Cloud Native Applications: A Practical Guide

What Is a Cloud Native Application?

Cloud computing experts design and build cloud-native applications specifically to run on cloud-based infrastructure.” This implies the application makes the most of the distributed computing model to speed up, adaptability, and quality while decreasing organization chances. Not at all like conventional applications that are worked to run on unambiguous equipment in a particular server farm, cloud-local applications are worked to run anyplace.

Cloud-native applications are composed of small, independent, and approximately coupled administrations called microservices. These microservices can be created, sent, and scaled freely, which provides you with a degree of deftness and adaptability that is difficult to accomplish with customary solid applications. 

In this article, you will learn:

• Features of Cloud Native Applications
• Cloud-Native vs. Cloud-Based Apps
• Benefits of Cloud Native Applications
• Cloud Native Infrastructure Flavors
• Does Cloud Native Introduce a Cultural Change in Organizations?
• Challenges of Cloud Native Apps
• Best Practices for Cloud-Native Application Development

Features of Cloud Native Applications

A cloud-native application is designed to run on a cloud-native infrastructure platform with the following four key traits:

• Cloud-native applications are resilient. Resiliency is achieved when failures are treated as the norm rather than something to be avoided. The application takes advantage of the dynamic nature of the platform and should be able to recover from failure.
• Cloud-native applications are agile.

  Agility allows for quick deployment of the application with short iterations. Microservices are common but not required for cloud-native application.

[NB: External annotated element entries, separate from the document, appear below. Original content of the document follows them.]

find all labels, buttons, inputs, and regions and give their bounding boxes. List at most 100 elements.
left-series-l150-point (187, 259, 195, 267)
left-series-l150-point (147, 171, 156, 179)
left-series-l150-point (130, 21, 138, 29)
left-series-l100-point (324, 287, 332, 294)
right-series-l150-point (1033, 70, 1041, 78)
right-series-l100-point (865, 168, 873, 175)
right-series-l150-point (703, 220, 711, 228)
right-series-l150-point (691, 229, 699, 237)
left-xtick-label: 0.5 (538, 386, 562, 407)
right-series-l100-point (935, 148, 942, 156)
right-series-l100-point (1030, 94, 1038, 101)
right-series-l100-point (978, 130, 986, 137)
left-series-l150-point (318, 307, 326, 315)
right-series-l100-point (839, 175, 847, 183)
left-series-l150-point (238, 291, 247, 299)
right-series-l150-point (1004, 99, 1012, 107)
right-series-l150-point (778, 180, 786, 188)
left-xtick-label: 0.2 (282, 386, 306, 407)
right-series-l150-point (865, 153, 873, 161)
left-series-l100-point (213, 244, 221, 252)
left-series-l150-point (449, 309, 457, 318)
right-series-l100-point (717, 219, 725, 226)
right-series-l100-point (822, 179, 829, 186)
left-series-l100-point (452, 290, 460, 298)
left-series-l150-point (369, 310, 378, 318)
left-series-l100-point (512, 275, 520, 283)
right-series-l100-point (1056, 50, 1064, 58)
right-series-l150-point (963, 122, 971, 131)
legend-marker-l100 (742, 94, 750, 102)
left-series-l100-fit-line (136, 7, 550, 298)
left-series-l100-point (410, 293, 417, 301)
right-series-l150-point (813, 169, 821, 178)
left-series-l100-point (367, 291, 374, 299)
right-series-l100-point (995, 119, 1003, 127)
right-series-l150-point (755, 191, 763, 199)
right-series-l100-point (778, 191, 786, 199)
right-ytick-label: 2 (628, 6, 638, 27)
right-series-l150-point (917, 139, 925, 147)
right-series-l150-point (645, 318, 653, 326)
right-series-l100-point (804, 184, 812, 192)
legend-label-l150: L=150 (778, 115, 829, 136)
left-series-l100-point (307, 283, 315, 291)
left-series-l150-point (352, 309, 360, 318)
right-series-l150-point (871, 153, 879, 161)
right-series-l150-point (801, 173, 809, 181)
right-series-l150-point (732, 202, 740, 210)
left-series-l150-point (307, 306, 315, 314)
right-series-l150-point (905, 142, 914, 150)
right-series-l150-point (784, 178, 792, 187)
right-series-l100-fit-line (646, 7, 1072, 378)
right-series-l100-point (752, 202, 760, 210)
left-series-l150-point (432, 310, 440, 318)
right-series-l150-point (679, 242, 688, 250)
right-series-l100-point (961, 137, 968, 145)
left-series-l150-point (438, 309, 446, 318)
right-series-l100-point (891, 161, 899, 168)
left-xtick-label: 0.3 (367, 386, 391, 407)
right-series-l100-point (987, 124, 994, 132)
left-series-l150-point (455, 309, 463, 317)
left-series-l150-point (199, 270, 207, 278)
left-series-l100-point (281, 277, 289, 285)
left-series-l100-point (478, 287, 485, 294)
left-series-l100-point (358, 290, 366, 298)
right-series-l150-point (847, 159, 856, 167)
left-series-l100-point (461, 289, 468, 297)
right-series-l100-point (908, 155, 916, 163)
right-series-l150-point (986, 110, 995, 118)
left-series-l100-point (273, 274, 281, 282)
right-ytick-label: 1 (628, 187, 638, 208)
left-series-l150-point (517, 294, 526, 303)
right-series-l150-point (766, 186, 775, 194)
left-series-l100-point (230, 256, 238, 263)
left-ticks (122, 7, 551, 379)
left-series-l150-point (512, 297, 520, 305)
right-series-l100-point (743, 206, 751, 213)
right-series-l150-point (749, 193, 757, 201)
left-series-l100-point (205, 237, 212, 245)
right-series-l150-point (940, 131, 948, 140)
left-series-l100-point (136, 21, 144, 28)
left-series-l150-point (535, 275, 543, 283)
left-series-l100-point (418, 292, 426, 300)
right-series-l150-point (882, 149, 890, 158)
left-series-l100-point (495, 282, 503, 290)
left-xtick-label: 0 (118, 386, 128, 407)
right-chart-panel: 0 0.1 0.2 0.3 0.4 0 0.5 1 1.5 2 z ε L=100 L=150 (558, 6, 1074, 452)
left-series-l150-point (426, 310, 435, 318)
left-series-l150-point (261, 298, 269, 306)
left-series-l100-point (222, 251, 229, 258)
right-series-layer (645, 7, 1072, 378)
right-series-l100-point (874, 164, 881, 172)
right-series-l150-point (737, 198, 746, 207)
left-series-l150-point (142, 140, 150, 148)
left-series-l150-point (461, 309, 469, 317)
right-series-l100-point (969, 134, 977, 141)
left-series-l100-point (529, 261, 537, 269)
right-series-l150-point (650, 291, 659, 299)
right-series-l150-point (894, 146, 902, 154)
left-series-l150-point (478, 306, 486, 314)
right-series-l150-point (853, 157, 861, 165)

• Cloud-native applications are operable. An operable application is not only reliable from the end-user’s point of view but also from the vantage of the operations team. An acceptable software application operates without needing application restarts server reboots, or hacks and workarounds that are required to keep the software running.
• Cloud-native applications are observable. Observability provides answers to questions about the application state. Operators and engineers should not need to make conjectures about what is going on in the application. Application logging and metrics are key to making this happen.

The above list suggests that cloud-native applications impact the infrastructure that would be necessary to run such applications. Many responsibilities that have been traditionally handled by infrastructure have moved into the application realm.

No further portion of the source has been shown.